Terry Bowman has worked for the Ford Motor Co. for over 26 years. For most of that time, state law and collective bargaining agreements forced him to pay dues to the United Auto Workers union. That started to change in 2012, when Michigan became a right-to-work state.
Once his UAW contract expired in September 2015, Terry could exercise the rights, freedoms and protections that came with Michigan’s right- to-work law. He used the Mackinac Center’s website for instructions on how to withdraw his UAW membership.
“I believe strongly in our constitutional right to the freedom of association – which means the freedom to not associate,” Terry said. “The UAW of today is not the UAW of our fathers and grandfathers. It just wasn’t right that I was forced to pay an outside, third-party organization my hard-earned money simply in order to work.”

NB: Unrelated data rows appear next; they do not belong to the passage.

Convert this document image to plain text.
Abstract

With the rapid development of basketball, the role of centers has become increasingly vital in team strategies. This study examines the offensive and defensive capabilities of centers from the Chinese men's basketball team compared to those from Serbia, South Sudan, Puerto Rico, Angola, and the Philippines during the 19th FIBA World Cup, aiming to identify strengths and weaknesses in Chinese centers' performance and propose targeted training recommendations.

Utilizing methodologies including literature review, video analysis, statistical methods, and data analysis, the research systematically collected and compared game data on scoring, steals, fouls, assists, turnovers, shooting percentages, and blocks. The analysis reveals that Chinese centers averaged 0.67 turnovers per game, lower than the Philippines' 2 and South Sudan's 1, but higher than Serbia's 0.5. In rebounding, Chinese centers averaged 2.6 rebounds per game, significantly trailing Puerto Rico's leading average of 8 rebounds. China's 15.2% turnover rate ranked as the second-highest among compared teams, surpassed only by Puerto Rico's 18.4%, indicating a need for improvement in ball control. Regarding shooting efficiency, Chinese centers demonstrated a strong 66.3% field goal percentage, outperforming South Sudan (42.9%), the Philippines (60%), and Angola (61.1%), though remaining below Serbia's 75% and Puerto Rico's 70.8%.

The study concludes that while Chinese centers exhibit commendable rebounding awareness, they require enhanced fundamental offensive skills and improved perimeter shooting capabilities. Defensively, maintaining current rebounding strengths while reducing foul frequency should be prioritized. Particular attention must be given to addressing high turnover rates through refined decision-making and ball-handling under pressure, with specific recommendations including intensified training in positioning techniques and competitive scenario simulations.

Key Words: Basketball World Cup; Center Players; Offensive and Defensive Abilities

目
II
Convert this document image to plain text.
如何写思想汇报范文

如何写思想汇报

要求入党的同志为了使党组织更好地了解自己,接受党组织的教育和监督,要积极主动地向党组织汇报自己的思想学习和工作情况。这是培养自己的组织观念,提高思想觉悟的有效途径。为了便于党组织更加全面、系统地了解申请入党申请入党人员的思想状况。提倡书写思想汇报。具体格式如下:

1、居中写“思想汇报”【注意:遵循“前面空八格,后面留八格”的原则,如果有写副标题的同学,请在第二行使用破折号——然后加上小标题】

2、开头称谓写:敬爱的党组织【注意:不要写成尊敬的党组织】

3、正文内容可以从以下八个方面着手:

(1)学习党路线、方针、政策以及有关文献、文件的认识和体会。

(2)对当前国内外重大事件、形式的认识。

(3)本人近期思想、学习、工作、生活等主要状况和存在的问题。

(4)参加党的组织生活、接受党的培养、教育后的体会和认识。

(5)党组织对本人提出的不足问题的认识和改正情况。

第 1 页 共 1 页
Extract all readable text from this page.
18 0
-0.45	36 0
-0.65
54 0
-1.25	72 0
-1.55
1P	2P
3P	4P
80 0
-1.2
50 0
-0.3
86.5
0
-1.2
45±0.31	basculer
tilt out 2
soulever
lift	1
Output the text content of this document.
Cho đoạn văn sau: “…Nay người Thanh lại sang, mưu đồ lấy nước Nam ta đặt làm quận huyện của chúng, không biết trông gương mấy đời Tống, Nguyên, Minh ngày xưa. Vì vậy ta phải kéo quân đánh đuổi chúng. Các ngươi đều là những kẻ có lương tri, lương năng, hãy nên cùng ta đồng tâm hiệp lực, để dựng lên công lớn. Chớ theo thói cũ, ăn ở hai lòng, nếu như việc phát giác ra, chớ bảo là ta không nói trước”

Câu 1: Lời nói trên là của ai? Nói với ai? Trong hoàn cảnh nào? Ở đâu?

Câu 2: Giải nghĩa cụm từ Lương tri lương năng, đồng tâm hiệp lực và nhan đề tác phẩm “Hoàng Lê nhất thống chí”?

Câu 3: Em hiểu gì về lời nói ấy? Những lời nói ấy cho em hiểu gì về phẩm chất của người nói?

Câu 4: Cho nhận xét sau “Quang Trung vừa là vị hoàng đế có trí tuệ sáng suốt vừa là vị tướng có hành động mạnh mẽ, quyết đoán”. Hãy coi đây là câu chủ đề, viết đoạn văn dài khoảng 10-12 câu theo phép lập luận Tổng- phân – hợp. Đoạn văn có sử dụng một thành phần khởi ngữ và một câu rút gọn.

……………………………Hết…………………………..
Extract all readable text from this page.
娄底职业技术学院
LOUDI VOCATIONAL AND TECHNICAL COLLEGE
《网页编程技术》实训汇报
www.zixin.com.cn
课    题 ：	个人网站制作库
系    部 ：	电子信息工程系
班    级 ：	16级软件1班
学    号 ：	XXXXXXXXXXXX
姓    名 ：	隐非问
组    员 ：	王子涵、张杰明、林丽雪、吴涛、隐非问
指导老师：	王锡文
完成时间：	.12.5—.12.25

In the past five years, a federal investigation found widespread corruption in the UAW. A dozen senior leaders, including two former presidents, were convicted of embezzling more than $1 million in union funds. They spent the money on luxury items, travel to exotic locations and a retirement home — built with nonunion labor — for an ex-president.
Terry was present at the bill signing in December 2012 that made Michigan a right-to-work state, giving hundreds of thousands of union members the right to opt out of membership and fees. In the past decade, over 140,000 people in Michigan have left their union, including 10,000 UAW members.
But last November, Democrats won the governorship and narrow majorities in the state House and Senate. Organized labor has been clear about its top goal – to repeal Michigan’s right-to-work law. Most Michigan voters support the law, however, and even union households support it by a 2-1 margin.
“It’s amazing to me that this new administration wants to strip away the very rights, freedoms, and protections that were granted to Michigan union workers a decade ago,” Terry said. “Once again, we would be forced to financially support private sector unions, whether they do a good job, a bad job, or are under federal criminal investigation.”
Terry will do everything he can to defend the law. He thinks it is good for workers and unions.
“By exercising our right to work, we are holding unions answerable and accountable for their actions. And by doing that, we are actually making them better for everybody in thelong run.”